To, co pomaga osiągnąć ten wymarzony stan współpracy, to świadomość celu i zespołowej zgody na jego osiągnięcie. Łatwiej zaciągnąć wszystkie ręce na pokład jachtu, jeśli załoga jest zgodna, do którego portu chce zawinąć. Najlepiej by było, gdyby zespół sam określił swój cel i drogę jego realizacji.

Cel musi być ambitny. Zazwyczaj powtarzalność zadań na takim samym poziomie, stawianie celu zbyt łatwego lub zbyt trudnego sprawiają, że zespół nie współpracuje i nie osiąga efektu synergii. Cel musi wyzwalać energię do działania, musi kręcić zespół, sprawiać, że wszyscy będą wierzyć w jego osiągnięcie, a jednocześnie będą postrzegać go jako wyzwanie.

To, co też pomaga we współdziałaniu, to wzajemna akceptacja osób w zespole, to myślenie „my” zamiast „ja”. To wzajemna wiedza, kto w czym jest dobry, a kto czego nie potrafi. I co najtrudniejsze, to akceptacja tego stanu rzeczy – tego, że się różnimy, i że w tej różnorodności tkwi zespołowa siła (lepszy w kopaniu jest lis, więc jemu trzeba delegować to zadanie).

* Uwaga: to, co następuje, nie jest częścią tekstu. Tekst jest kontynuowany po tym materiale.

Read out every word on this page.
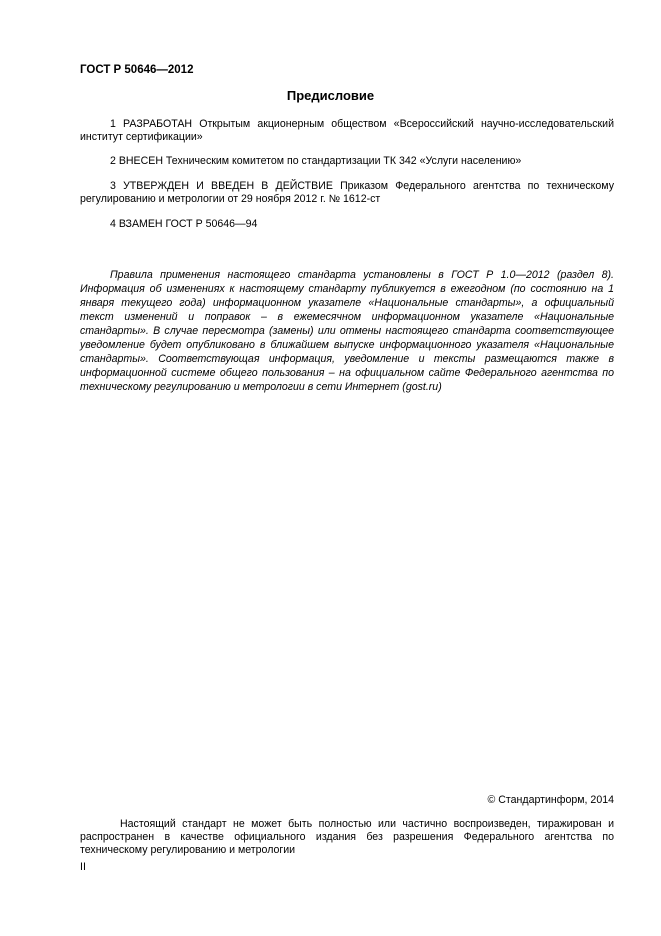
ГОСТ Р 50646—2012
Предисловие
1 РАЗРАБОТАН Открытым акционерным обществом «Всероссийский научно-исследовательский институт сертификации»
2 ВНЕСЕН Техническим комитетом по стандартизации ТК 342 «Услуги населению»
3 УТВЕРЖДЕН И ВВЕДЕН В ДЕЙСТВИЕ Приказом Федерального агентства по техническому регулированию и метрологии от 29 ноября 2012 г. № 1612-ст
4 ВЗАМЕН ГОСТ Р 50646—94
Правила применения настоящего стандарта установлены в ГОСТ Р 1.0—2012 (раздел 8). Информация об изменениях к настоящему стандарту публикуется в ежегодном (по состоянию на 1 января текущего года) информационном указателе «Национальные стандарты», а официальный текст изменений и поправок – в ежемесячном информационном указателе «Национальные стандарты». В случае пересмотра (замены) или отмены настоящего стандарта соответствующее уведомление будет опубликовано в ближайшем выпуске информационного указателя «Национальные стандарты». Соответствующая информация, уведомление и тексты размещаются также в информационной системе общего пользования – на официальном сайте Федерального агентства по техническому регулированию и метрологии в сети Интернет (gost.ru)
© Стандартинформ, 2014
Настоящий стандарт не может быть полностью или частично воспроизведен, тиражирован и распространен в качестве официального издания без разрешения Федерального агентства по техническому регулированию и метрологии
II
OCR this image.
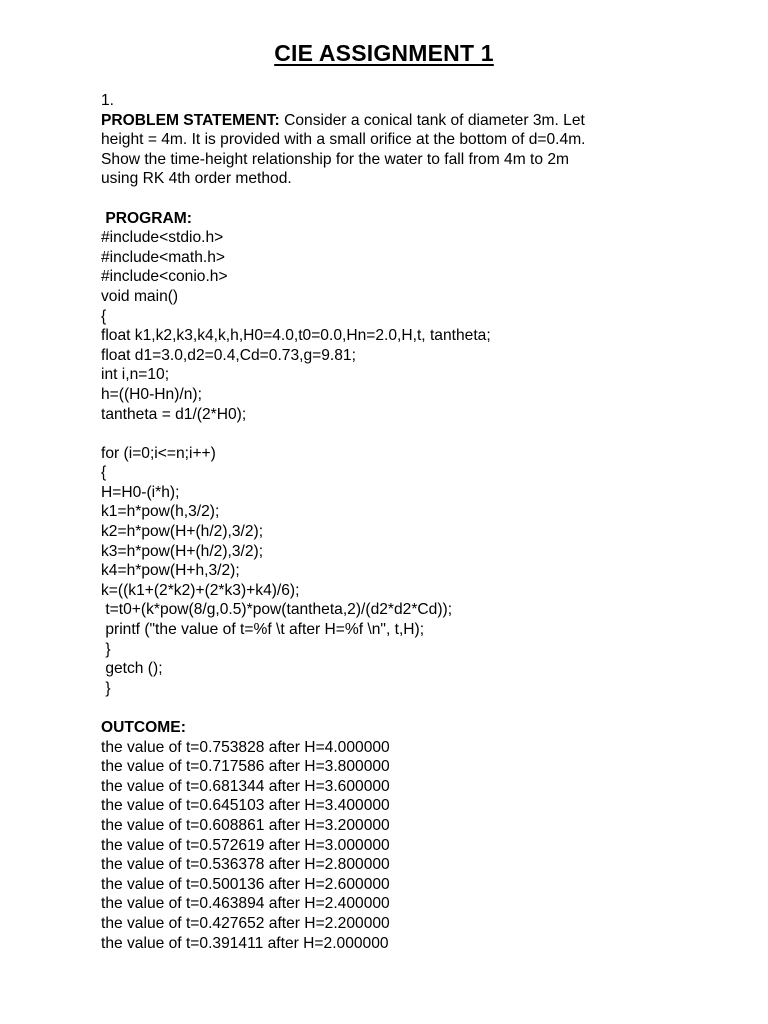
CIE ASSIGNMENT 1
1.
PROBLEM STATEMENT: Consider a conical tank of diameter 3m. Let
height = 4m. It is provided with a small orifice at the bottom of d=0.4m.
Show the time-height relationship for the water to fall from 4m to 2m
using RK 4th order method.
PROGRAM:
#include<stdio.h>
#include<math.h>
#include<conio.h>
void main()
{
float k1,k2,k3,k4,k,h,H0=4.0,t0=0.0,Hn=2.0,H,t, tantheta;
float d1=3.0,d2=0.4,Cd=0.73,g=9.81;
int i,n=10;
h=((H0-Hn)/n);
tantheta = d1/(2*H0);
for (i=0;i<=n;i++)
{
H=H0-(i*h);
k1=h*pow(h,3/2);
k2=h*pow(H+(h/2),3/2);
k3=h*pow(H+(h/2),3/2);
k4=h*pow(H+h,3/2);
k=((k1+(2*k2)+(2*k3)+k4)/6);
t=t0+(k*pow(8/g,0.5)*pow(tantheta,2)/(d2*d2*Cd));
printf ("the value of t=%f \t after H=%f \n", t,H);
}
getch ();
}
OUTCOME:
the value of t=0.753828 after H=4.000000
the value of t=0.717586 after H=3.800000
the value of t=0.681344 after H=3.600000
the value of t=0.645103 after H=3.400000
the value of t=0.608861 after H=3.200000
the value of t=0.572619 after H=3.000000
the value of t=0.536378 after H=2.800000
the value of t=0.500136 after H=2.600000
the value of t=0.463894 after H=2.400000
the value of t=0.427652 after H=2.200000
the value of t=0.391411 after H=2.000000
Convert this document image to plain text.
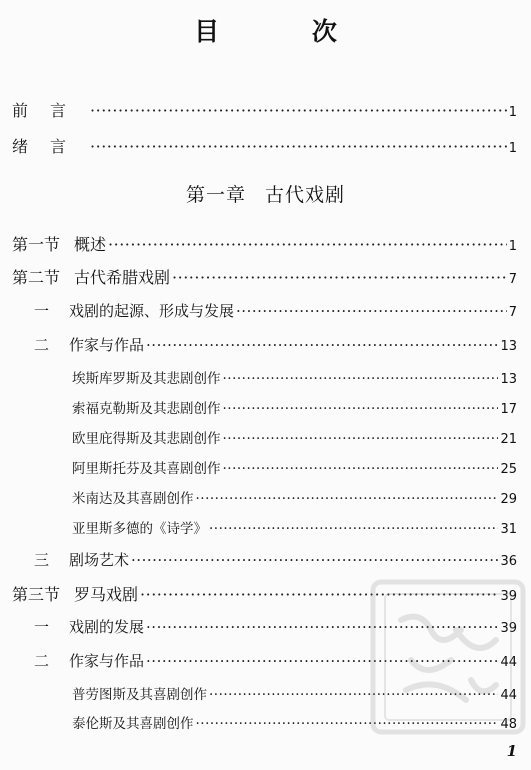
目 次
前言 ·····	1
绪言 ·····	1
第一章 古代戏剧
第一节 概述 ·····	1
第二节 古代希腊戏剧 ·····	7
一 戏剧的起源、形成与发展 ·····	7
二 作家与作品 ·····	13
埃斯库罗斯及其悲剧创作 ·····	13
索福克勒斯及其悲剧创作 ·····	17
欧里庇得斯及其悲剧创作 ·····	21
阿里斯托芬及其喜剧创作 ·····	25
米南达及其喜剧创作 ·····	29
亚里斯多德的《诗学》 ·····	31
三 剧场艺术 ·····	36
第三节 罗马戏剧 ·····	39
一 戏剧的发展 ·····	39
二 作家与作品 ·····	44
普劳图斯及其喜剧创作 ·····	44
泰伦斯及其喜剧创作 ·····	48
1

Efekt synergii osiągamy w zespole, kiedy potrafimy się wzajemnie komunikować, jesteśmy nastawieni na porozumienie, szukanie rozwiązań dla wielu stron, kiedy umiemy rozmawiać z sobą o sprawach trudnych czy wspólnie świętować sukces. Zapewne każdy z czytelników dołożyłby jeszcze klika określeń niezbędnych do osiągnięcia efektu współdziałania. Jednak najtrudniejsze nie jest skompletowanie cech synergicznego zespołu, lecz osiągnięcie tego stanu. Co można zrobić, by mieć współpracujący zespół?

Po pierwsze, pogodzić się z faktem, że nie osiągniemy tego od razu, że grupa ludzi, która staje się zespołem musi przejść przez różne fazy, by dojść do dojrzałości. Nie oczekujmy, że właśnie powołany zespół projektowy sam z siebie będzie umiał współdziałać. Nawet jeśli osoby się znały, to od momentu powołania zespołu stanowią nowe zbiorowisko, nową grupę, nowy twór, który musi się poznać.

Po drugie, należy stwarzać okazje, by zespół wzajemnie się poznał i zaakceptował. Wspólne wyjście, chwila zabawy, wspólna kawa łączą ludzi, uczą mówienia „my”.

Po trzecie, to stwarzanie doświadczeń zespołowi i wykorzystywanie doświadczeń, przez które zespół przechodzi, zwłaszcza tych trudnych, niemiłych. To uczenie zachowań, co robimy, kiedy jedna z osób (albo wiele) nie przestrzega norm zespołowych, nie wykonuje podjętych zobowiązań, jest w trudnej sytuacji życiowej itp. To nieprzymykanie oczu, kiedy jest źle, kiedy nie widzimy zaangażowania ze strony członków zespołu.

Dwa pierwsze działania przychodzą dość łatwo, ten trzeci krok jest najtrudniejszy, lecz to właśnie on buduje siłę zespołu!